AS AVENTURAS DE PI, DE ANG LEE

https://www.youtube.com/watch?v=ZjwsVU49ouo

Uma coisa é certa sobre “As aventuras de Pi”, de Ang Lee: o filme é de uma beleza visual poucas vezes vista nas telas de cinema nos últimos anos, e deve ser visto em 3-D para se aproveitar ao máximo a experiência. Infelizmente, outra coisa também é certa: ele não entrega o momento epifânico e surpreendente que promete durante toda a história.

O filme foi baseado no livro “A vida de Pi”, do canadense Yann Martel -e cuja história guarda uma semelhança notável com um conto do brasileiro Moacyr Scliar, o que levantou até suspeitas de plágio-, e narra a incrível aventura do garoto indiano Piscine Molitor Patel. A história é contada pelo próprio Pi (assim chamado por causa do Pi matemático, aquele do 3,14…) a um escritor com bloqueio para escrever. Após uma primeira parte,  uma espécie de prólogo um tanto quanto longo, sabemos como Pi adquiriu seu nome e seu apelido, e vemos ele abandonando a Índia com a família e os animais do zoológico que eles mantinham no país. Após o naufrágio do barco em que viajavam, restam apenas cinco sobreviventes em um bote salva-vidas: Pi, uma hiena, uma zebra, um macaco e um tigre. Logo, restam apenas o garoto e o tigre. A história que o maduro Pi conta ao escritor é exatamente sobre como ele sobreviveu mais de duzentos dias na companhia do feroz animal. Segundo ele -que é um religioso, mas seguidor de diversas religiões-, é uma história que o fará acreditar em deus. E o problema é que essa frase dá ao espectador uma grande expectativa sobre o que virá.

O que se segue é o já citado grande espetáculo visual, com lances incríveis, como a passagem do cardume de peixes-voadores e a ilha carnívora. O problema todo é o desfecho, quando, subitamente, Pi revela uma outra história sobre seus incontáveis dias no mar, isso depois de mais de duas horas com o espectador assistindo a uma outra versão. O objetivo é claro: entre uma realidade insuportável e uma história arrebatadora, com qual gostaríamos de ficar? O filme é sobre isso: o poder de a ficção conseguir falar sobre a realidade, mas de maneira muito mais intensa. Falta, no entanto, a história conseguir pegar de fato o espectador.

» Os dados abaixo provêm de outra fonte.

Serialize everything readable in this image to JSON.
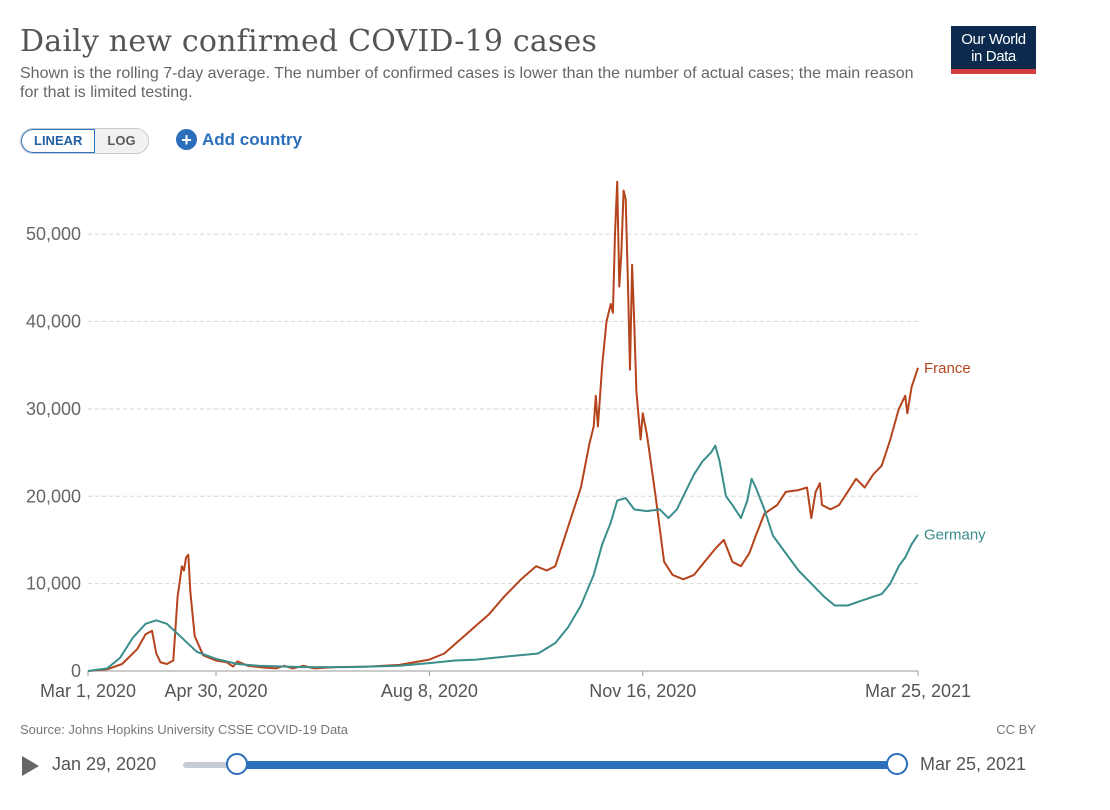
{
  "header": {
    "title": "Daily new confirmed COVID-19 cases",
    "subtitle": "Shown is the rolling 7-day average. The number of confirmed cases is lower than the number of actual cases; the main reason for that is limited testing.",
    "logo_line1": "Our World",
    "logo_line2": "in Data"
  },
  "controls": {
    "linear_label": "LINEAR",
    "log_label": "LOG",
    "add_country_label": "Add country"
  },
  "footer": {
    "source": "Source: Johns Hopkins University CSSE COVID-19 Data",
    "license": "CC BY"
  },
  "timeline": {
    "start_label": "Jan 29, 2020",
    "end_label": "Mar 25, 2021"
  },
  "colors": {
    "france": "#b5441d",
    "germany": "#3a8e8c",
    "accent": "#2a6ebc"
  },
  "chart_data": {
    "type": "line",
    "title": "Daily new confirmed COVID-19 cases",
    "x_range": [
      "2020-03-01",
      "2021-03-25"
    ],
    "x_tick_labels": [
      {
        "date": "2020-03-01",
        "label": "Mar 1, 2020"
      },
      {
        "date": "2020-04-30",
        "label": "Apr 30, 2020"
      },
      {
        "date": "2020-08-08",
        "label": "Aug 8, 2020"
      },
      {
        "date": "2020-11-16",
        "label": "Nov 16, 2020"
      },
      {
        "date": "2021-03-25",
        "label": "Mar 25, 2021"
      }
    ],
    "ylim": [
      0,
      56000
    ],
    "y_ticks": [
      {
        "value": 0,
        "label": "0"
      },
      {
        "value": 10000,
        "label": "10,000"
      },
      {
        "value": 20000,
        "label": "20,000"
      },
      {
        "value": 30000,
        "label": "30,000"
      },
      {
        "value": 40000,
        "label": "40,000"
      },
      {
        "value": 50000,
        "label": "50,000"
      }
    ],
    "grid": "horizontal-dashed",
    "legend": "line-end-labels",
    "series": [
      {
        "name": "France",
        "points": [
          [
            "2020-03-01",
            0
          ],
          [
            "2020-03-10",
            200
          ],
          [
            "2020-03-17",
            800
          ],
          [
            "2020-03-24",
            2500
          ],
          [
            "2020-03-28",
            4200
          ],
          [
            "2020-03-31",
            4600
          ],
          [
            "2020-04-02",
            2000
          ],
          [
            "2020-04-04",
            1000
          ],
          [
            "2020-04-07",
            800
          ],
          [
            "2020-04-10",
            1200
          ],
          [
            "2020-04-12",
            8500
          ],
          [
            "2020-04-14",
            12000
          ],
          [
            "2020-04-15",
            11500
          ],
          [
            "2020-04-16",
            13000
          ],
          [
            "2020-04-17",
            13300
          ],
          [
            "2020-04-18",
            9000
          ],
          [
            "2020-04-20",
            4000
          ],
          [
            "2020-04-24",
            1800
          ],
          [
            "2020-04-30",
            1200
          ],
          [
            "2020-05-05",
            1000
          ],
          [
            "2020-05-08",
            500
          ],
          [
            "2020-05-10",
            1100
          ],
          [
            "2020-05-15",
            600
          ],
          [
            "2020-05-22",
            400
          ],
          [
            "2020-05-28",
            300
          ],
          [
            "2020-06-01",
            600
          ],
          [
            "2020-06-05",
            300
          ],
          [
            "2020-06-10",
            600
          ],
          [
            "2020-06-15",
            300
          ],
          [
            "2020-06-25",
            450
          ],
          [
            "2020-07-10",
            500
          ],
          [
            "2020-07-25",
            700
          ],
          [
            "2020-08-08",
            1300
          ],
          [
            "2020-08-15",
            2000
          ],
          [
            "2020-08-22",
            3500
          ],
          [
            "2020-08-29",
            5000
          ],
          [
            "2020-09-05",
            6500
          ],
          [
            "2020-09-12",
            8500
          ],
          [
            "2020-09-20",
            10500
          ],
          [
            "2020-09-27",
            12000
          ],
          [
            "2020-10-02",
            11500
          ],
          [
            "2020-10-06",
            12000
          ],
          [
            "2020-10-12",
            16500
          ],
          [
            "2020-10-18",
            21000
          ],
          [
            "2020-10-22",
            26000
          ],
          [
            "2020-10-24",
            28000
          ],
          [
            "2020-10-25",
            31500
          ],
          [
            "2020-10-26",
            28000
          ],
          [
            "2020-10-28",
            35000
          ],
          [
            "2020-10-30",
            40000
          ],
          [
            "2020-11-01",
            42000
          ],
          [
            "2020-11-02",
            41000
          ],
          [
            "2020-11-03",
            50000
          ],
          [
            "2020-11-04",
            56000
          ],
          [
            "2020-11-05",
            44000
          ],
          [
            "2020-11-06",
            48000
          ],
          [
            "2020-11-07",
            55000
          ],
          [
            "2020-11-08",
            54000
          ],
          [
            "2020-11-09",
            45000
          ],
          [
            "2020-11-10",
            34500
          ],
          [
            "2020-11-11",
            46500
          ],
          [
            "2020-11-12",
            40000
          ],
          [
            "2020-11-13",
            32000
          ],
          [
            "2020-11-15",
            26500
          ],
          [
            "2020-11-16",
            29500
          ],
          [
            "2020-11-18",
            27000
          ],
          [
            "2020-11-22",
            20000
          ],
          [
            "2020-11-26",
            12500
          ],
          [
            "2020-11-30",
            11000
          ],
          [
            "2020-12-05",
            10500
          ],
          [
            "2020-12-10",
            11000
          ],
          [
            "2020-12-15",
            12500
          ],
          [
            "2020-12-20",
            14000
          ],
          [
            "2020-12-24",
            15000
          ],
          [
            "2020-12-28",
            12500
          ],
          [
            "2021-01-01",
            12000
          ],
          [
            "2021-01-05",
            13500
          ],
          [
            "2021-01-08",
            15500
          ],
          [
            "2021-01-12",
            18000
          ],
          [
            "2021-01-18",
            19000
          ],
          [
            "2021-01-22",
            20500
          ],
          [
            "2021-01-28",
            20700
          ],
          [
            "2021-02-01",
            21000
          ],
          [
            "2021-02-03",
            17500
          ],
          [
            "2021-02-05",
            20500
          ],
          [
            "2021-02-07",
            21500
          ],
          [
            "2021-02-08",
            19000
          ],
          [
            "2021-02-12",
            18500
          ],
          [
            "2021-02-16",
            19000
          ],
          [
            "2021-02-20",
            20500
          ],
          [
            "2021-02-24",
            22000
          ],
          [
            "2021-02-28",
            21000
          ],
          [
            "2021-03-04",
            22500
          ],
          [
            "2021-03-08",
            23500
          ],
          [
            "2021-03-12",
            26500
          ],
          [
            "2021-03-16",
            30000
          ],
          [
            "2021-03-19",
            31500
          ],
          [
            "2021-03-20",
            29500
          ],
          [
            "2021-03-22",
            32500
          ],
          [
            "2021-03-25",
            34700
          ]
        ]
      },
      {
        "name": "Germany",
        "points": [
          [
            "2020-03-01",
            0
          ],
          [
            "2020-03-10",
            300
          ],
          [
            "2020-03-16",
            1500
          ],
          [
            "2020-03-22",
            3800
          ],
          [
            "2020-03-28",
            5400
          ],
          [
            "2020-04-02",
            5800
          ],
          [
            "2020-04-07",
            5400
          ],
          [
            "2020-04-14",
            3800
          ],
          [
            "2020-04-21",
            2200
          ],
          [
            "2020-04-30",
            1400
          ],
          [
            "2020-05-10",
            800
          ],
          [
            "2020-05-20",
            600
          ],
          [
            "2020-06-10",
            450
          ],
          [
            "2020-07-01",
            450
          ],
          [
            "2020-07-25",
            600
          ],
          [
            "2020-08-08",
            900
          ],
          [
            "2020-08-20",
            1200
          ],
          [
            "2020-08-30",
            1300
          ],
          [
            "2020-09-15",
            1700
          ],
          [
            "2020-09-28",
            2000
          ],
          [
            "2020-10-06",
            3200
          ],
          [
            "2020-10-12",
            5000
          ],
          [
            "2020-10-18",
            7500
          ],
          [
            "2020-10-24",
            11000
          ],
          [
            "2020-10-28",
            14500
          ],
          [
            "2020-11-01",
            17000
          ],
          [
            "2020-11-04",
            19500
          ],
          [
            "2020-11-08",
            19800
          ],
          [
            "2020-11-12",
            18500
          ],
          [
            "2020-11-18",
            18300
          ],
          [
            "2020-11-24",
            18500
          ],
          [
            "2020-11-28",
            17500
          ],
          [
            "2020-12-02",
            18500
          ],
          [
            "2020-12-06",
            20500
          ],
          [
            "2020-12-10",
            22500
          ],
          [
            "2020-12-14",
            24000
          ],
          [
            "2020-12-18",
            25000
          ],
          [
            "2020-12-20",
            25800
          ],
          [
            "2020-12-22",
            24000
          ],
          [
            "2020-12-25",
            20000
          ],
          [
            "2020-12-28",
            19000
          ],
          [
            "2021-01-01",
            17500
          ],
          [
            "2021-01-04",
            19500
          ],
          [
            "2021-01-06",
            22000
          ],
          [
            "2021-01-08",
            21000
          ],
          [
            "2021-01-12",
            18500
          ],
          [
            "2021-01-16",
            15500
          ],
          [
            "2021-01-22",
            13500
          ],
          [
            "2021-01-28",
            11500
          ],
          [
            "2021-02-03",
            10000
          ],
          [
            "2021-02-09",
            8500
          ],
          [
            "2021-02-14",
            7500
          ],
          [
            "2021-02-20",
            7500
          ],
          [
            "2021-02-26",
            8000
          ],
          [
            "2021-03-04",
            8500
          ],
          [
            "2021-03-08",
            8800
          ],
          [
            "2021-03-12",
            10000
          ],
          [
            "2021-03-16",
            12000
          ],
          [
            "2021-03-19",
            13000
          ],
          [
            "2021-03-22",
            14500
          ],
          [
            "2021-03-25",
            15600
          ]
        ]
      }
    ]
  }
}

A relação entre Pi e o tigre é muito bem construída,  o animal é uma criação fantástica da tecnologia. É muito interessante ver como o adolescente oscila entre querer se livrar do tigre e não conseguir ir em frente quando a oportunidade se apresenta. Pi, ao contrário, tem de lidar com esse animal selvagem. E a história alternativa mostra porque ele tem de fazer isso. Mas a fugacidade dessa outra história acaba exatamente pro enfraquecer a principal.

No final, “As aventuras de Pi” é um filme fraco de um diretor que já teve muitos bons momentos.